Les Trois sœurs (version androïde), Ozira Hirata
Dans sa version androïde des Trois Sœurs de Tchekhov, Hirata choisit de placer l’action dans une petite ville d’un Japon du futur. Dans cette ville de province, dont l’industrie robotique autrefois prospère est sur le déclin, trois sœurs et leur frère s’apprêtent à commémorer l’anniversaire de la mort du père. Les thématiques tchékhoviennes s’y déclinent: la réclusion, la ruine d’un monde et le rêve de partir pour la capitale.
Pourtant, tout cela prend ici un écho particulier et étrange. Si les humains y côtoient les robots, cette maison moderne, de ‘standing pour cadre d’entreprise’, semble glisser lentement vers l’abandon. Ses habitants sont ‘sans doute en train de perdre toute affection’ pour elle. Un robot domestique, vieux modèle, essaie désespérément d’établir un menu pour le repas des invités. L’une des trois sœurs, décédée quelques années plus tôt, a été remplacée par un androïde, par son père, alors chercheur en robotique de pointe. Elle a été programmée pour dire tout ce qu’elle pense et ne jamais mentir.
Tel un Maeterlinck du futur, Hirata explore le tragique quotidien et s’interroge sur « ce qu’il y a d’étonnant dans le seul fait de vivre » (Maeterlinck)…
La mise-en-scène de Jasmina Douieb
Notre choix ici sera de faire jouer les androïdes par des acteurices danseures, car je désire travailler sur l’ambiguïté avec le vivant. Faire jouer des robots par des acteurices a bien sûr cet avantage de garder le jeu vivant et mouvant. Mais je voudrais aussi proposer un regard différent sur cette habitude humaine qui consiste à vouloir à distinguer le vivant du non-vivant, les êtres dotés de conscience des autres êtres, vivants ou animaux, et du même coup, interroger les principes de domination proprement liés à l’histoire de l’humanité.
En donnant à jouer des androïdes à des acteurices, je cherche à créer un effet de trouble en jouant sur l’étrange similarité entre humains et machines. Car plus la machine ressemble à l’humain, plus elle crée de l’anxiété et du malaise, et plus elle nous interroge sur notre rapport aux créatures non conformes ou inventées. Le robot fonctionnera en miroir de notre propre artificialité, et en révélateur anticonformiste.
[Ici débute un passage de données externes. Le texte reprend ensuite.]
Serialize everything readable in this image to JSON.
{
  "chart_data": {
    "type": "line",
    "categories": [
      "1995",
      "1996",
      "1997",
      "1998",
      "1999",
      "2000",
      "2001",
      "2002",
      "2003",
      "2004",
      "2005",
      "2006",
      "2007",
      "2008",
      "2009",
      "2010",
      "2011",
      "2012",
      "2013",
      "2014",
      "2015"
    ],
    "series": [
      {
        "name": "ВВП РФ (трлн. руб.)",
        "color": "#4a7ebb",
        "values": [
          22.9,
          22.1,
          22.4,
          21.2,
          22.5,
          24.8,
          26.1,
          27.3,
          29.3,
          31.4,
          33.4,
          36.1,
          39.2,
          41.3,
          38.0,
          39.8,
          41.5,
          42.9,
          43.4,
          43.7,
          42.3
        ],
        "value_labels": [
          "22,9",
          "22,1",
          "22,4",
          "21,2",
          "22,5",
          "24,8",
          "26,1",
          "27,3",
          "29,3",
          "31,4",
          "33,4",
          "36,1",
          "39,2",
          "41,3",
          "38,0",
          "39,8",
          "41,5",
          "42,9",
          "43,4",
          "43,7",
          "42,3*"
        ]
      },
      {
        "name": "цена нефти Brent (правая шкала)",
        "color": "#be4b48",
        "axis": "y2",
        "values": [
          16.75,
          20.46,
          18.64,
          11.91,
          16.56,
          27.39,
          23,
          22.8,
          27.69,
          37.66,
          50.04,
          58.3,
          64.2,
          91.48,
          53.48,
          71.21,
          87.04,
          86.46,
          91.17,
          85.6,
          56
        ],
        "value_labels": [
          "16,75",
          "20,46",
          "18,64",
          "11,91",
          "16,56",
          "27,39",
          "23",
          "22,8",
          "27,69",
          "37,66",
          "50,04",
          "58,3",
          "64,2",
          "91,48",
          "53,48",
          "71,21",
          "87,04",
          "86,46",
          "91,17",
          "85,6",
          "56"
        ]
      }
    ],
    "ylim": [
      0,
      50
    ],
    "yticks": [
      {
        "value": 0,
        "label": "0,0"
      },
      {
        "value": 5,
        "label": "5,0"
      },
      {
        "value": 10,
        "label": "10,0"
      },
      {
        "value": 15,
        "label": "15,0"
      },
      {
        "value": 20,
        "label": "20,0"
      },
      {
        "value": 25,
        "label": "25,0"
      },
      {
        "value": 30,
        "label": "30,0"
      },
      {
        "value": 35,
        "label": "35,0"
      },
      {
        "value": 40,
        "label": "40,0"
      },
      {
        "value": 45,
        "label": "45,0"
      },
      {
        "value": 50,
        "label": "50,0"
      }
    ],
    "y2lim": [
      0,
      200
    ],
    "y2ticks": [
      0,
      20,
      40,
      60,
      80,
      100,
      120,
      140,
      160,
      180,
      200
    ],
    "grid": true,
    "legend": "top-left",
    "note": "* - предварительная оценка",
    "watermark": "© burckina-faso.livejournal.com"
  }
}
Pour cette raison, je vais centrer mon approche sur les corps dont je vais chercher la physicalité, avec la chorégraphe Ikué Nakagawa. Je vais bien entendu explorer la robotisation des acteurices incarnant des androïdes, l’extrême précision de leurs gestes et l’économie de leurs mouvements. Mais la recherche s’étendra à l’ensemble des acteurices au plateau. Il s’agira de trouver comment exprimer, par les corps, la violence larvée et les non-dits, par un jeu d’accélérations, de ralentis, et d’arrêts, un peu à la manière de Gisèle Vienne. Je veux créer dans les corps, soudainement en mouvement, une ouverture sur le hors champ et l’inexprimé.
Le travail sur la scénographie ira dans ce sens également : un lieu unique, lieu de circulation où par des mouvements centrifuges et centripètes, les différents personnages entrent et sortent, s’attendent, se cherchent ou se fuient. Le présent semble s’immobiliser dans ce lieu apparemment anodin.
A la manière des scènes et des conversations qui se tuilent et se superposent, je voudrais que le décor ultra concret, d’un intérieur quotidien et fonctionnel, mais légèrement décalé de ce que l’on connaît, donne parfois à sentir un hors champ où se passe l’essentiel du drame.